Objectif : la présidentielle
Pour l’occasion, Jezzine, chef-lieu du caza, a revêtu ses plus beaux atours… couleur orange. C’est dire combien est présente la machine électorale du CPL. Non seulement sur les axes principaux, où sont chantées en boucle les louanges de Michel Aoun et de Samir Geagea, mais à chaque coin de rue où trônent les portraits du candidat Amal Abou Zeid, présenté comme étant le grand favori. Sans compter les nombreux partisans, arborant les couleurs et les slogans du CPL. Les autres candidats font pâle figure dans cette ville soucieuse d’étaler la force politique du général Michel Aoun. Soucieuse aussi de montrer que « Jezzine est bel est bien aouniste », et que « le général est la figure chrétienne la plus représentative à l’échelle nationale, dans l’objectif de la présidentielle », affirme à L’Orient-Le Jour Hikmat Abou Zeid, fils du candidat. Aussitôt relayé par le candidat lui-même, soutenu par le député Ziyad Assouad, qui appelle les électeurs à « voter plus massivement » et à « prendre part à cette bataille essentiellement politique », vu l’affluence très modeste (45 %). Il rappelle les projets de développement qu’il a financés dans tout le caza, les emplois créés depuis 2005. « Je ne suis pas nouveau dans la politique, je viens d’une famille de patrons de presse », assure Amal Abou Zeid à L’OLJ.
Ibrahim Azar n’est pas en reste, malgré une campagne nettement moins agressive. « Je suis à l’aise, mais j’aurais préféré qu’il n’y ait pas de bataille électorale », dit-il à L’OLJ. Il espérait certes le soutien du CPL, tant pour la partielle que pour les municipales, comme il l’explique. Il y a tant à faire à Jezzine. « Mais ils ont refusé de négocier », déplore-t-il. Rappelons que deux listes s’affrontaient pour les municipales de Jezzine, l’une menée par l’actuel président de la municipalité, Karim Harfouche, soutenu par le CPL, et l’autre formée par l’ancien député Samir Azar, soutenue par Amal et par le PSNS.

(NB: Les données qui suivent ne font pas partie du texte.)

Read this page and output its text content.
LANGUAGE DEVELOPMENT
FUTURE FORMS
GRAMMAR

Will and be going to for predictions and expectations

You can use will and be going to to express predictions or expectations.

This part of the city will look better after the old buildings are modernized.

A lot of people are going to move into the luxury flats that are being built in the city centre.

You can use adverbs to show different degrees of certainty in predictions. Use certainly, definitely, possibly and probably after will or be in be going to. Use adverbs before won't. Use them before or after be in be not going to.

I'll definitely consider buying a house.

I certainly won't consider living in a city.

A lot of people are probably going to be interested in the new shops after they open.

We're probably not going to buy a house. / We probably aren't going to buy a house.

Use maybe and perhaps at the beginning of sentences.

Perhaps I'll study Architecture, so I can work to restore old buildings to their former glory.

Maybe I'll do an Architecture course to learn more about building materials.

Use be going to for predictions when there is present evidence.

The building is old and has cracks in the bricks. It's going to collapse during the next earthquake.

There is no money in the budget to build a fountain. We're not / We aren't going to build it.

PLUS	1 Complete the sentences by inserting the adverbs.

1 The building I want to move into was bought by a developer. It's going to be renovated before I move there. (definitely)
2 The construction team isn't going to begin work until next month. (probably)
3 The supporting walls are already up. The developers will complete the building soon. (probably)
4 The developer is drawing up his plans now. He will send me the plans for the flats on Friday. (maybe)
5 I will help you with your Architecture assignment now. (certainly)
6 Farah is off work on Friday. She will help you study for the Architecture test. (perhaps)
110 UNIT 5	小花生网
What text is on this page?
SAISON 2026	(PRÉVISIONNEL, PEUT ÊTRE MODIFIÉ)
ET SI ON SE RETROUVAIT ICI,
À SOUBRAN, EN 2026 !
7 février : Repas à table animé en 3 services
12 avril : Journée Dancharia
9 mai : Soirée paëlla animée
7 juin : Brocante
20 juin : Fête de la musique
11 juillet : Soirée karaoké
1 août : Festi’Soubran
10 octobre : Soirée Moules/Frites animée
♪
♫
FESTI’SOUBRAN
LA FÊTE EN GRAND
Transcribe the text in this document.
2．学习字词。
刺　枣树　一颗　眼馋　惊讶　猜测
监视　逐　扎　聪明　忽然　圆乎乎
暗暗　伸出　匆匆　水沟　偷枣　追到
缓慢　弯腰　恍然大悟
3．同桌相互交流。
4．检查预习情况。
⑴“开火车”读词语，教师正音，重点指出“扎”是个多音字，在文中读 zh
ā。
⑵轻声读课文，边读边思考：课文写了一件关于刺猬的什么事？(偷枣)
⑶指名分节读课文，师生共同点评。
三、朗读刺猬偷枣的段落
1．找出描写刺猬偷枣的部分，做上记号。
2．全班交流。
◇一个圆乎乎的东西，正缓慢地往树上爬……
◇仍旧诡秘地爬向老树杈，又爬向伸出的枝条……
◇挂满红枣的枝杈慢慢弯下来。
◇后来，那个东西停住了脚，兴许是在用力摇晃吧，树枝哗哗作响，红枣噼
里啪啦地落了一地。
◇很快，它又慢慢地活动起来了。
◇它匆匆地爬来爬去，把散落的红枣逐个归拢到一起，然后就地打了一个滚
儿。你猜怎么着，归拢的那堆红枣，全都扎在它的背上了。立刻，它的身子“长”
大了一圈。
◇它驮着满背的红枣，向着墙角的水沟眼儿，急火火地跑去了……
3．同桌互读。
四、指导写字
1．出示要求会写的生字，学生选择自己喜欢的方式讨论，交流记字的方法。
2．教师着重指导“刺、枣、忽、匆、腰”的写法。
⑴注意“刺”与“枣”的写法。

Plus d’une demi-heure de queue
Dans les deux centres de vote où il y a foule, les forces de l’ordre doivent s’y prendre à plusieurs reprises pour faire baisser le ton des conversations. La longueur de la procédure aidant (chaque électeur doit voter à trois reprises, pour les municipales, les moukhtars et la partielle), les files d’attente d’une demi-heure et plus parfois favorisent les retrouvailles, les embrassades, les éclats de rire même. Les femmes s’y plient avec bonne humeur, même les plus âgées qui attendent sagement sur une chaise. Elles n’hésitent pas à se raconter, à afficher ouvertement leur appartenance partisane. « Je vote pour un courant politique bien déterminé, pour le développement aussi », affirme Solange Sfeir.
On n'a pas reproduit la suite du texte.